I imagine they’ll be looking back to the original CyberPatriot competition for inspiration of how to correct this. Miller tells me that in the US, participation is up to 23% female – an improvement on the gender averages for STEM in the nation. “We’ve made a real focus in the US in increasing the female participation in CyberPatriot. We actively seek professional organisations that can help promote the programme.” The Society of Women Engineers, the National Association of Women in Technology, Women in Computing and Women in Cybersecurity all get duly namechecked.
“So working within their organisations we can increase the awareness for girls, and influence female practitioners to pass on their passion for the piece to other girls. It’s now about 23% female participation, so we’re comfortable that we’ve solidly reached across, but we’re always looking to increase,” she adds.
And this definitely matters. “The UK businesses and government, they’re going to want the best and brightest talent to fix their cyber problems and build up better defences,” Miller continues. “You can’t leave out any part of the population, you really need to reach out to everyone.”
“Any team has just a 0.6% chance of making the finals: if you make it that far, your CV or resume will never look healthier”
Competition certainly is fierce now.
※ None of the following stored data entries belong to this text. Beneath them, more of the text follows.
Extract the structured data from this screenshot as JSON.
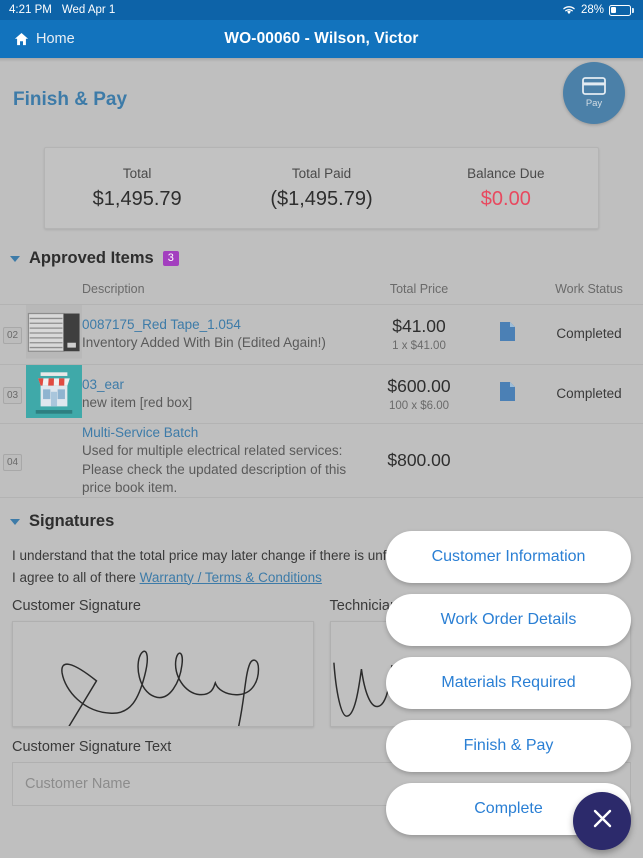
{
  "status_bar": {
    "time": "4:21 PM",
    "date": "Wed Apr 1",
    "battery_percent": "28%",
    "wifi_icon": "wifi-icon",
    "battery_icon": "battery-icon"
  },
  "nav": {
    "home_label": "Home",
    "home_icon": "home-icon",
    "title": "WO-00060 - Wilson, Victor"
  },
  "page": {
    "title": "Finish & Pay",
    "pay_button": {
      "label": "Pay",
      "icon": "credit-card-icon"
    }
  },
  "totals": [
    {
      "label": "Total",
      "value": "$1,495.79",
      "danger": false
    },
    {
      "label": "Total Paid",
      "value": "($1,495.79)",
      "danger": false
    },
    {
      "label": "Balance Due",
      "value": "$0.00",
      "danger": true
    }
  ],
  "approved_items": {
    "section_title": "Approved Items",
    "count_badge": "3",
    "columns": {
      "description": "Description",
      "total_price": "Total Price",
      "work_status": "Work Status"
    },
    "rows": [
      {
        "number": "02",
        "thumbnail": "air-conditioner-image",
        "title": "0087175_Red Tape_1.054",
        "subtitle": "Inventory Added With Bin (Edited Again!)",
        "price": "$41.00",
        "price_detail": "1 x $41.00",
        "doc_icon": "document-icon",
        "status": "Completed"
      },
      {
        "number": "03",
        "thumbnail": "storefront-image",
        "title": "03_ear",
        "subtitle": "new item [red box]",
        "price": "$600.00",
        "price_detail": "100 x $6.00",
        "doc_icon": "document-icon",
        "status": "Completed"
      },
      {
        "number": "04",
        "thumbnail": "none",
        "title": "Multi-Service Batch",
        "subtitle": "Used for multiple electrical related services: Please check the updated description of this price book item.",
        "price": "$800.00",
        "price_detail": "",
        "doc_icon": "document-icon",
        "status": ""
      }
    ]
  },
  "signatures": {
    "section_title": "Signatures",
    "agreement_line1": "I understand that the total price may later change if there is unforeseen work to be performed.",
    "agreement_line2_prefix": "I agree to all of there ",
    "agreement_link": "Warranty / Terms & Conditions",
    "customer_signature_label": "Customer Signature",
    "technician_signature_label": "Technician Signature",
    "customer_signature_text_label": "Customer Signature Text",
    "customer_name_placeholder": "Customer Name"
  },
  "speed_dial": {
    "items": [
      {
        "label": "Customer Information"
      },
      {
        "label": "Work Order Details"
      },
      {
        "label": "Materials Required"
      },
      {
        "label": "Finish & Pay"
      },
      {
        "label": "Complete"
      }
    ],
    "close_icon": "close-icon"
  },
  "colors": {
    "status_bar": "#0d63a8",
    "nav_bar": "#1273bd",
    "page_bg": "#bfbfbf",
    "accent_link": "#3d7ba8",
    "speed_dial_text": "#2a7fd4",
    "badge_purple": "#a33fbf",
    "danger_red": "#e8495f",
    "close_fab": "#2c2a6b",
    "pay_fab": "#4b80a8"
  }
}
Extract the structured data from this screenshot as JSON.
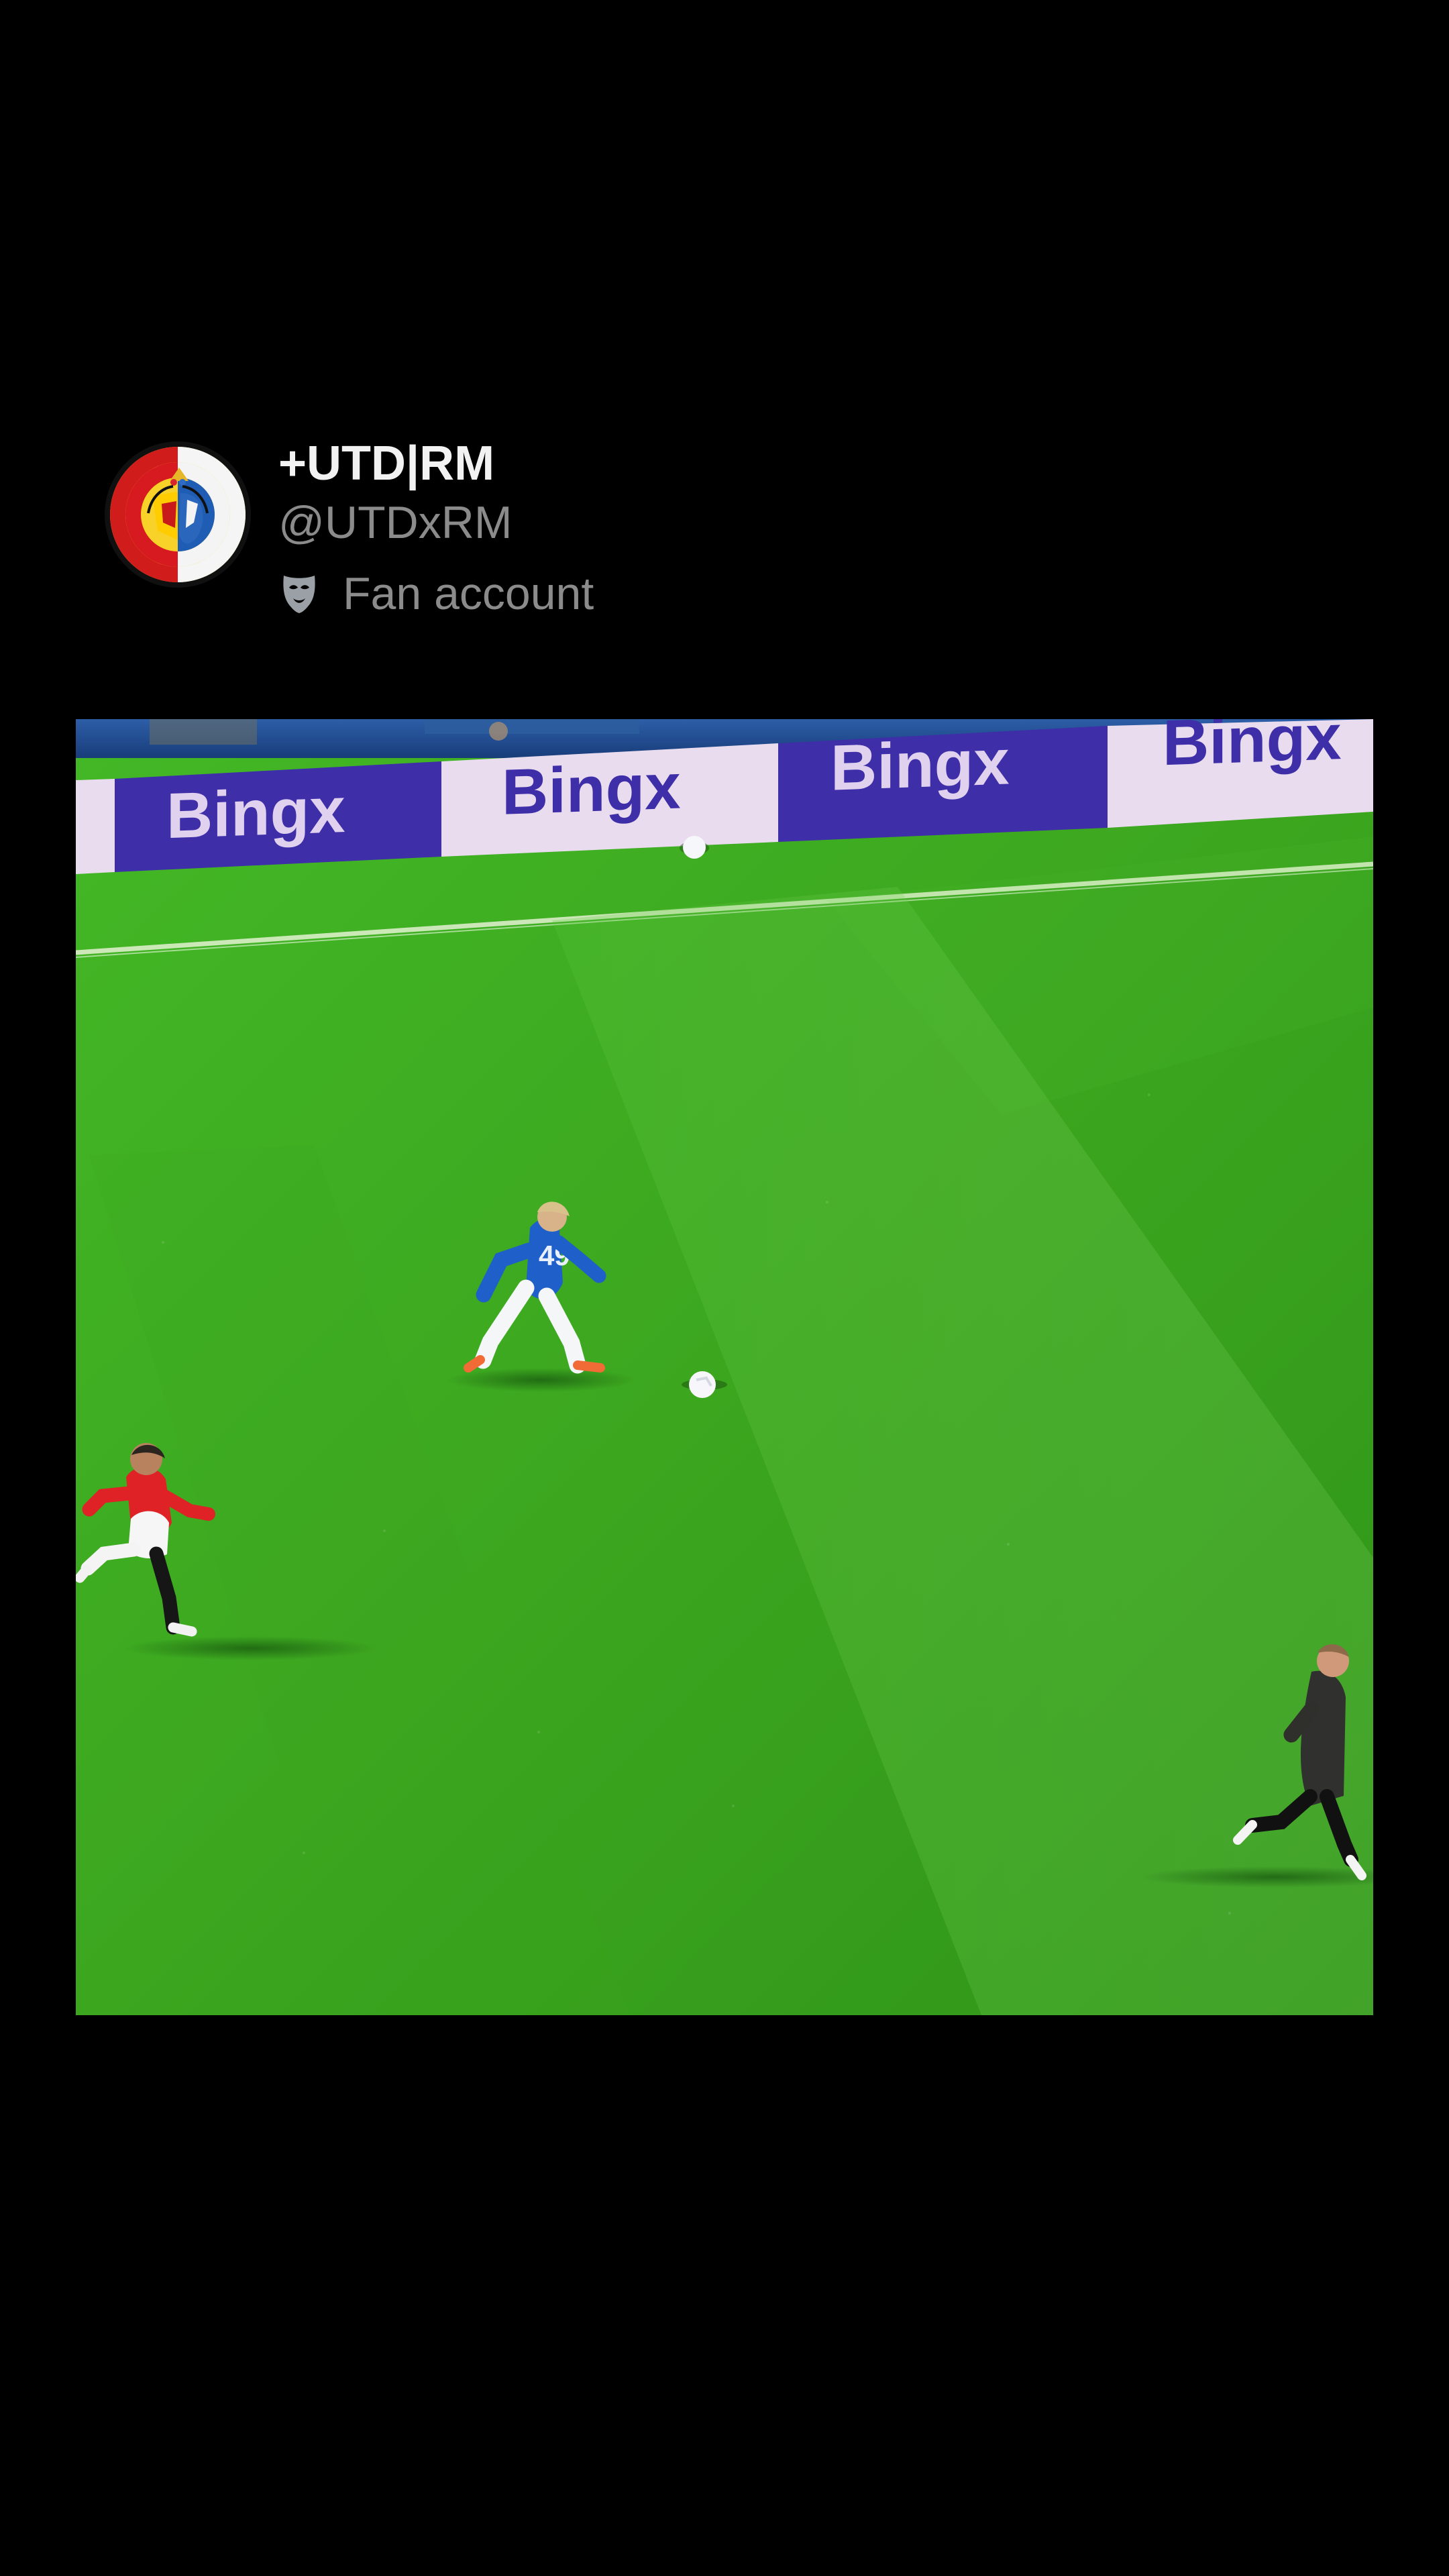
{
  "profile": {
    "display_name": "+UTD|RM",
    "handle": "@UTDxRM",
    "badge_icon": "mask-icon",
    "badge_label": "Fan account",
    "avatar_icon": "club-crest-avatar"
  },
  "media": {
    "type": "video-still",
    "board_texts": [
      "Bingx",
      "Bingx",
      "Bingx",
      "Bingx"
    ],
    "shirt_number": "49"
  },
  "colors": {
    "background": "#000000",
    "name_text": "#f2f2f2",
    "secondary_text": "#8b8b8b",
    "pitch": "#3ea81d",
    "board_purple": "#3e2ea8",
    "board_pink": "#eadcef"
  }
}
With 4,404 teams taking part in CyberPatriot this year, Skoch points out that any team has just a 0.6% chance of making the finals: if you make it that far, your CV or resume will never look healthier. “The competition has stayed the same level of challenge and deviousness as in previous years, but the ability of the young people to do the competition has got better,” Harrison concludes.
Ultimately, the big honours went to St Paul’s School in Barnes, London. The school had two teams in the final, and both nabbed first and second place on Tuesday. If you think you know a team that could challenge their dominance, they can enter the 2017/2018 competition here. If they’re up to the fight, a promising career awaits.